Dünne Luft für Fluggesellschaften – BGH stärkt Kundenrechte
Die EU Verordnung 261/04 sieht für die Fälle der Annullierung von Flügen unter bestimmten Voraussetzungen Entschädigungszahlungen an den Fluggast vor. Diese Regelung hat der Europäische Gerichtshof mit Entscheidung vom 19.11.2009 auf Verspätungen über 3 Stunden ausgeweitet.
In der Realität werden jedoch nur 10 % der Entschädigungen tatsächlich gezahlt. Macht ein Kunde eine Entschädigungsleistung geltend, erhält er regelmäßig einen vorgefertigten Text, der darauf verweist, dass ein technischer Defekt für die Annullierung/Verspätung verantwortlich sei. Beim Vorliegen solcher außergewöhnlicher Umstände entfalle eine Entschädigungspflicht.

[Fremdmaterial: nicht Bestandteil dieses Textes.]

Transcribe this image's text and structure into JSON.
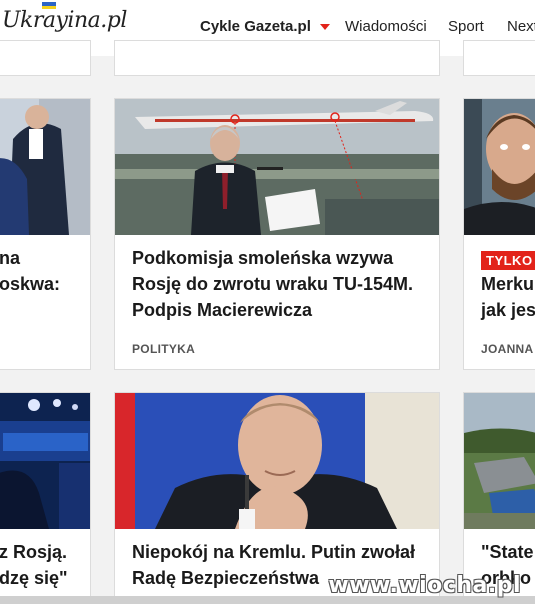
{
  "site": {
    "logo": "Ukrayina.pl"
  },
  "nav": [
    {
      "label": "Cykle Gazeta.pl"
    },
    {
      "label": "Wiadomości"
    },
    {
      "label": "Sport"
    },
    {
      "label": "Next"
    }
  ],
  "cards": {
    "left_top": {
      "headline_lines": [
        "na",
        "oskwa:"
      ]
    },
    "center_top": {
      "headline_lines": [
        "Podkomisja smoleńska wzywa",
        "Rosję do zwrotu wraku TU-154M.",
        "Podpis Macierewicza"
      ],
      "category": "POLITYKA"
    },
    "right_top": {
      "badge": "TYLKO",
      "headline_lines": [
        "Merku",
        "jak jes"
      ],
      "author": "JOANNA"
    },
    "left_bottom": {
      "headline_lines": [
        "z Rosją.",
        "dzę się\""
      ]
    },
    "center_bottom": {
      "headline_lines": [
        "Niepokój na Kremlu. Putin zwołał",
        "Radę Bezpieczeństwa"
      ]
    },
    "right_bottom": {
      "headline_lines": [
        "\"State",
        "orbko"
      ]
    }
  },
  "watermark": "www.wiocha.pl",
  "colors": {
    "accent": "#e2231a",
    "background": "#f2f2f2"
  }
}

Das stimmt jedoch so nicht: Der Bundesgerichtshof hat bereits mit Urteil vom 12.11.2009 klargestellt, dass technische Defekte grundsätzlich auch dann nicht die Fluggesellschaft entlasten, wenn sämtliche vorgeschriebenen Wartungen durchgeführt worden sind. Es ist allerdings so, dass die Fluggesellschaften es einfach darauf ankommen lassen, ob jemand seine Ansprüche gerichtlich geltend macht. Da die meisten Kunden vor einer Klage zurückschrecken, rechnet sich die Verweigerungshaltung der Gesellschaften bisher.

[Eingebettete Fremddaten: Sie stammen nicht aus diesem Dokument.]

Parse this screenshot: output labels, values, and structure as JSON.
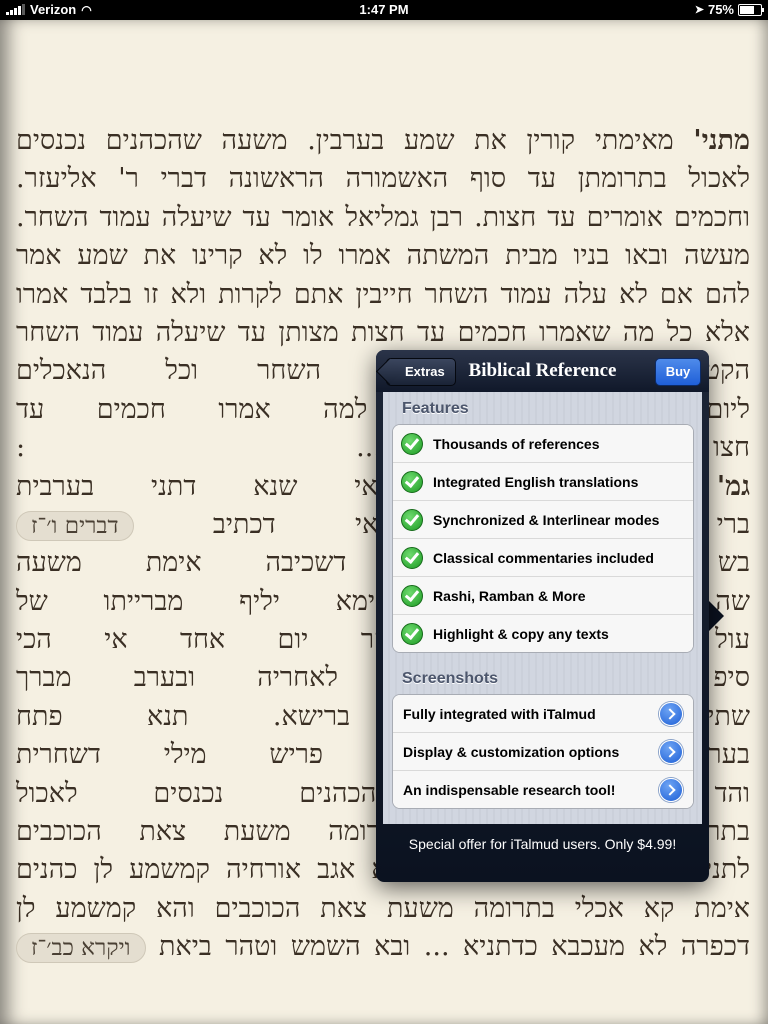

Eines der letzten Bollwerke der Fluggesellschaften hat der Bundesgerichtshof jetzt mit seiner Entscheidung vom 14.10.2010 (Az.: Xa ZR 15/10) eingerissen: Dort urteilte er, dass bei der Bemessung der Höhe der Ausgleichszahlung nicht die Entfernung zum annullierten Zubringerfluges maßgeblich sei, sondern bei Anschlussflügen ist der letzte Zielort, an dem der Fluggast verspätet ankommt, ausschlaggebend. Es kommt also nicht darauf an, ob eine Fluggesellschaft den Flug in einem Stück oder in mehreren Teilflügen erbringt. Diese Entscheidung des BGH ist sehr zu begrüßen, stärkt diese zum einen Kundenrechte, zum anderen beendet es einen seit längerem schwelenden Streit zu Gunsten des Verbraucherschutzes.